Entre os poços conectados à plataforma, três estão em operação em Peroá e um em operação em Cangoá.
Descoberta de Malombe
A descoberta de Malombe foi feita em 2011 com a perfuração do poço de exploração 1-ESS-206 na concessão BM-ES-21, adquirida durante a 6ª rodada de licitações da ANP em 2004.
Atualmente, a área está sob um plano de avaliação de descoberta com a declaração de comercialidade prevista para o segundo semestre de 2019.

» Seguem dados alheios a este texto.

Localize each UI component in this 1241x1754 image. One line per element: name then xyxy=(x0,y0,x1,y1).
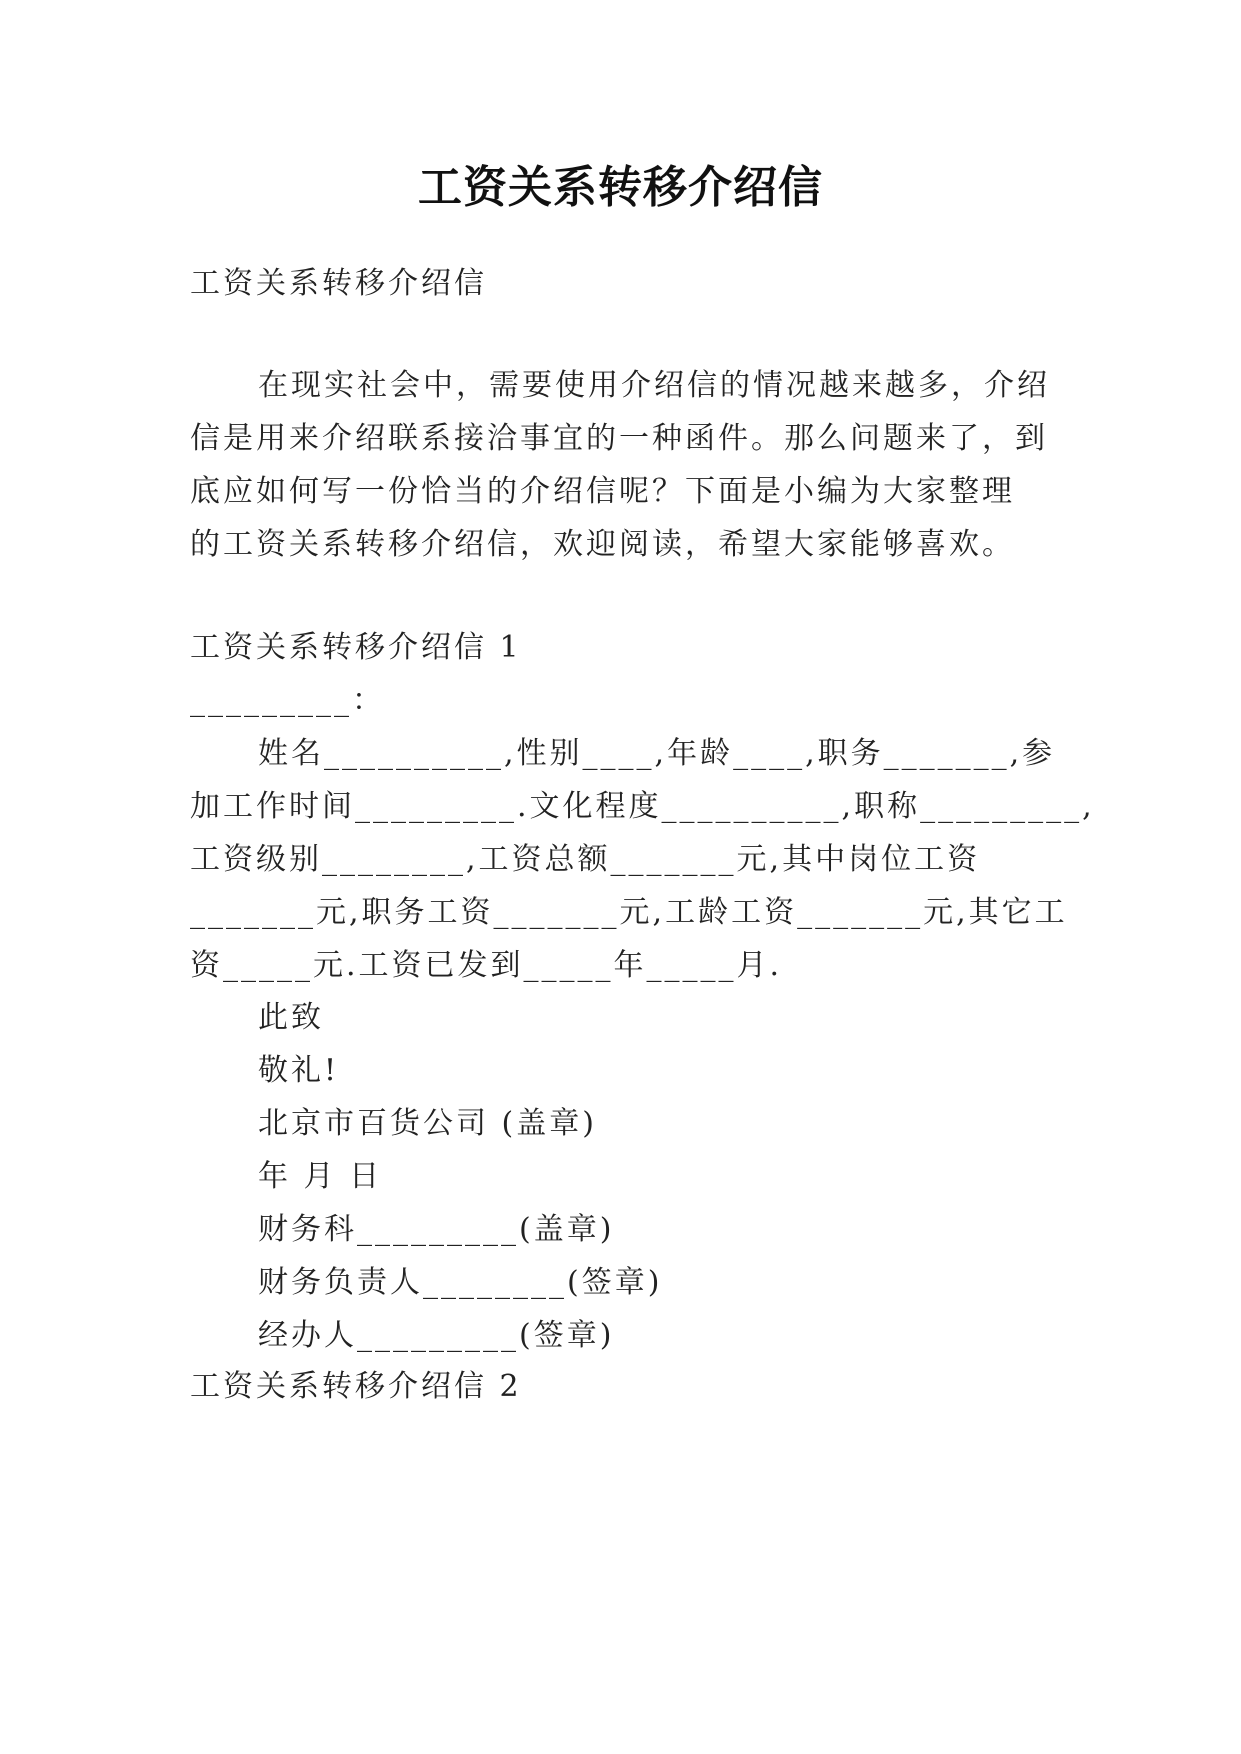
intro-line-2: 信是用来介绍联系接洽事宜的一种函件。那么问题来了，到 xyxy=(190,421,1048,456)
body-line-5: 资_____元.工资已发到_____年_____月. xyxy=(190,948,783,983)
document-title: 工资关系转移介绍信 xyxy=(418,162,823,213)
finance-head-line: 财务负责人________(签章) xyxy=(258,1265,663,1300)
closing-regards: 此致 xyxy=(258,1000,324,1035)
document-subtitle: 工资关系转移介绍信 xyxy=(190,266,487,301)
letter-2-heading: 工资关系转移介绍信 2 xyxy=(190,1369,522,1404)
issuer-company: 北京市百货公司 (盖章) xyxy=(258,1106,597,1141)
intro-line-4: 的工资关系转移介绍信，欢迎阅读，希望大家能够喜欢。 xyxy=(190,527,1015,562)
recipient-line: _________： xyxy=(190,683,385,718)
body-line-4: _______元,职务工资_______元,工龄工资_______元,其它工 xyxy=(190,895,1068,930)
issue-date: 年 月 日 xyxy=(258,1159,383,1194)
closing-salute: 敬礼! xyxy=(258,1053,340,1088)
body-line-1: 姓名__________,性别____,年龄____,职务_______,参 xyxy=(258,736,1056,771)
intro-line-1: 在现实社会中，需要使用介绍信的情况越来越多，介绍 xyxy=(258,368,1050,403)
body-line-3: 工资级别________,工资总额_______元,其中岗位工资 xyxy=(190,842,981,877)
body-line-2: 加工作时间_________.文化程度__________,职称_________, xyxy=(190,789,1095,824)
intro-line-3: 底应如何写一份恰当的介绍信呢？下面是小编为大家整理 xyxy=(190,474,1015,509)
handler-line: 经办人_________(签章) xyxy=(258,1318,615,1353)
letter-1-heading: 工资关系转移介绍信 1 xyxy=(190,630,522,665)
finance-dept-line: 财务科_________(盖章) xyxy=(258,1212,615,1247)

O conceito de desenvolvimento da descoberta consiste em um empate submarino do poço de exploração do poço para a plataforma PPER-1. A decisão final de investimento (FID) é esperada para o quarto trimestre de 2019, e o primeiro gás é esperado no primeiro trimestre de 2023, com o pico de produção atingindo 2,5 milhões de cbm de gás por dia.
Vale ressaltar que a Repsol decidiu sair de sua participação de 11,1% na concessão em junho, em favor da Petrobras. A retirada ainda está sujeita à aprovação da Agência Nacional do Petróleo, Gás Natural e Biocombustíveis (ANP). Assim, se a ANP aprovar a retirada da Repsol, o interesse de trabalho da Petrobras no campo de Malombe aumentaria de 88,9 para 100%.